The tech world has known for some time now that Microsoft is getting a piece of HTC’s Android action, as it was over a year ago that I wrote about the two companies signing a patent agreement following legal action on Microsoft’s part. The most recent twist, however, is just how much Microsoft has made off Android, and with recent reports stating that the Redmond-based company earns $5 per HTC Android smartphone sold; it’s a significant chunk of change.
To add to the irony, Microsoft has been a vocal critic of Google’s claims that Android is free, arguing that company’s using Google’s mobile OS still have to pay licensing fees, except the fees don’t go to Google, they go straight into Microsoft’s own pocket.
When it was revealed that Microsoft was charging a $15 per device licensing fee to use its Windows Phone 7 mobile OS, the mobile market was up in arms, arguing that both Android and Symbian were free options. At the time Microsoft fired back, stating that no mobile OS is truly free, but of course the PC giant kept quiet on the fact that it was the actually the culprit behind Android licensing costs.

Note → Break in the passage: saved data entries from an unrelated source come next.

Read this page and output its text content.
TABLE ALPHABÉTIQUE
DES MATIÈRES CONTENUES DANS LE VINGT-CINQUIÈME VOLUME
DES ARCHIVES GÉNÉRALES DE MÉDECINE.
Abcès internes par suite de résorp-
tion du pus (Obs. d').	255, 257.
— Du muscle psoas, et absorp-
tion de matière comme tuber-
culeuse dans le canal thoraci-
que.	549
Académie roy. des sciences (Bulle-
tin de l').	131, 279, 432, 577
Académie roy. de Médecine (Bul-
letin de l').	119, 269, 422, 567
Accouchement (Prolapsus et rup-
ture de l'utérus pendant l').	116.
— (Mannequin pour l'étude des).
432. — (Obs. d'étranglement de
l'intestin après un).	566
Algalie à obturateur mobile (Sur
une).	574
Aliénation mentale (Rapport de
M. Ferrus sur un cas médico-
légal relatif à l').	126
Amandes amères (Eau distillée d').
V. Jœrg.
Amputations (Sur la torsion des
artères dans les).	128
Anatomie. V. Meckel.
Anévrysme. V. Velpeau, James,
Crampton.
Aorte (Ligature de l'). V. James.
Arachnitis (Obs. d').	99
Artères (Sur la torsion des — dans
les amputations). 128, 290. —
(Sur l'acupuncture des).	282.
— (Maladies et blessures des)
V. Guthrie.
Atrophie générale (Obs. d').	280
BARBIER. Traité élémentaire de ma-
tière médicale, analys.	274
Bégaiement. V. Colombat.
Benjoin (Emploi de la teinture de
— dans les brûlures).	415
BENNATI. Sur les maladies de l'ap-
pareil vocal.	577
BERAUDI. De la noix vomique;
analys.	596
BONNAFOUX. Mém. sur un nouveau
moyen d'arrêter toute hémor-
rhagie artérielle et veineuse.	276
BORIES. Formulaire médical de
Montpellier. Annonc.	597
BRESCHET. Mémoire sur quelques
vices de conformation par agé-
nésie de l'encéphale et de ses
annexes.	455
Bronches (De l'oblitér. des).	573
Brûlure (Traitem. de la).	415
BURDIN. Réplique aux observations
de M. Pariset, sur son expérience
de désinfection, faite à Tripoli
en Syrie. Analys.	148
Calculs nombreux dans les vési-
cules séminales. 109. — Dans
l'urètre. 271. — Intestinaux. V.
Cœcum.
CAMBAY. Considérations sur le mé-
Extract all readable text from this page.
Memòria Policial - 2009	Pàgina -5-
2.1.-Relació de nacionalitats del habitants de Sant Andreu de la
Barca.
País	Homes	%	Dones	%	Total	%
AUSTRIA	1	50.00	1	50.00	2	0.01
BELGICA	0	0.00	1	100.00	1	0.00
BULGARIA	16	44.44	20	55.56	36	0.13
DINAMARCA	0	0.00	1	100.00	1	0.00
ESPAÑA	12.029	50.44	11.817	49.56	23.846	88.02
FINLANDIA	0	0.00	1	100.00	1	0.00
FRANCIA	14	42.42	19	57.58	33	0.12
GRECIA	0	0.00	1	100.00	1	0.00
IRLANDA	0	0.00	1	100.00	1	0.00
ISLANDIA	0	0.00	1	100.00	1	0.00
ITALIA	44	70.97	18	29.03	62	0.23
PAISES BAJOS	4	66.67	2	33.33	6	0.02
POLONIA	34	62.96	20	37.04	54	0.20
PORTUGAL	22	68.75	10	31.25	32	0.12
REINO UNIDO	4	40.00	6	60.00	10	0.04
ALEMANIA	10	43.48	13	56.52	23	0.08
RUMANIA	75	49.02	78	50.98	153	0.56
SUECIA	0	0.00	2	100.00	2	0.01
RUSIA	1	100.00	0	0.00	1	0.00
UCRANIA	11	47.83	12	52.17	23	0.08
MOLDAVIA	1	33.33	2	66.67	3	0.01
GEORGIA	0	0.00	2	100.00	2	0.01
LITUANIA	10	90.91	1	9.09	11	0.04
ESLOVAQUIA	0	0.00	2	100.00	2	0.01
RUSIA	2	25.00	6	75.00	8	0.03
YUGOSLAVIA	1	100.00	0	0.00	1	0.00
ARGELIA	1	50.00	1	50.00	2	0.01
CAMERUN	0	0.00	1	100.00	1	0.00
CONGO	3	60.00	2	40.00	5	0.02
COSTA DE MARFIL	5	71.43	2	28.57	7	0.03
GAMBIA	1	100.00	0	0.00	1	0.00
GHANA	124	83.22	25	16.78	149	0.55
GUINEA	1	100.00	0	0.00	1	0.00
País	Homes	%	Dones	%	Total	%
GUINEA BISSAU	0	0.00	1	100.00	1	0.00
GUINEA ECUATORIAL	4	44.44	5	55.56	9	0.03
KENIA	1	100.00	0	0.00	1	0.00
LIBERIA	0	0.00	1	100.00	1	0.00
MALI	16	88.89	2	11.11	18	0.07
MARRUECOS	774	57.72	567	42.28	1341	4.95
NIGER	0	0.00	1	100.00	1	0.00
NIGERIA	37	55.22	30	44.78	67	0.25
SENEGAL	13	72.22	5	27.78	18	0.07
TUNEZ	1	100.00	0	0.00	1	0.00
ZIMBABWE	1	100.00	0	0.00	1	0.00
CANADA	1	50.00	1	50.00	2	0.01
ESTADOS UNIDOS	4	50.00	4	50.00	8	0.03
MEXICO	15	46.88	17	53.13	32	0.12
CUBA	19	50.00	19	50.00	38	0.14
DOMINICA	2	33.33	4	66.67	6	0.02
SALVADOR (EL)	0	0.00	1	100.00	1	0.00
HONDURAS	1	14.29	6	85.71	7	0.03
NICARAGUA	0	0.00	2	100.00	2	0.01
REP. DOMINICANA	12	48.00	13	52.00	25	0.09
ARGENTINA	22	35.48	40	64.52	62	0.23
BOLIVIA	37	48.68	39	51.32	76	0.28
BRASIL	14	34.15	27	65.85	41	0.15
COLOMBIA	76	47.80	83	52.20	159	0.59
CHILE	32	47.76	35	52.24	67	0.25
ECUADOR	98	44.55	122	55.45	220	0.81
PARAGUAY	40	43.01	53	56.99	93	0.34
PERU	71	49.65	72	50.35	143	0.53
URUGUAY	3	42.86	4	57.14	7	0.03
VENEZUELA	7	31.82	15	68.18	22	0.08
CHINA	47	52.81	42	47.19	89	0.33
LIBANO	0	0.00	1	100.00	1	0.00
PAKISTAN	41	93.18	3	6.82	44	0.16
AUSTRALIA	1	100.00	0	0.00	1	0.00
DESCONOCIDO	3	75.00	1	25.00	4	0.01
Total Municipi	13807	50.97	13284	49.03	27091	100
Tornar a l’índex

According to Citi analyst Walter Pritchard, here’s how it all break down: To date, HTC has shipped an estimated 30 million Android handsets, with the licensing agreement paying Microsoft $5 from each phone sold. Breaking down the rough sales numbers, that works out to around $150 million dollars that Microsoft has earned on the backs of Android devices, while at the same time the company has sold only two million Windows Phone licences, and at $15 a pop, that works out to approximately $30 million, 1/5th of what its squeezed out of Android.
I will be the first to say that I may have underestimated Microsoft in the mobile race, as the company has clearly found a way to make its competitors’ products more expensive, while simultaneously earning money from its competitors’ successes. Google’s ‘free’ Android OS is now becoming more expensive, putting it on par with the licensing fees Microsoft charges for its own WP7 mobile OS, with Microsoft cashing in the whole way along.
Not to further underestimate the shrewdness of Microsoft’s business people, add to all this the report that Microsoft is seeking higher patent fees from other companies and other Android devices, somewhere in the range of $7 – $12, and I find myself in awe of what Microsoft has been able to accomplish.
Like it or not, Microsoft has managed to reach its fingers into a large piece of the mobile pie, finding ways of making money despite the relatively slow adoption rate of its WP7 OS. Now we’ll have to wait and see what Apple does, as it is also pursuing similar patent litigation wars against Android, wars that will almost certainly mean that Google’s free OS becomes a lot more expensive.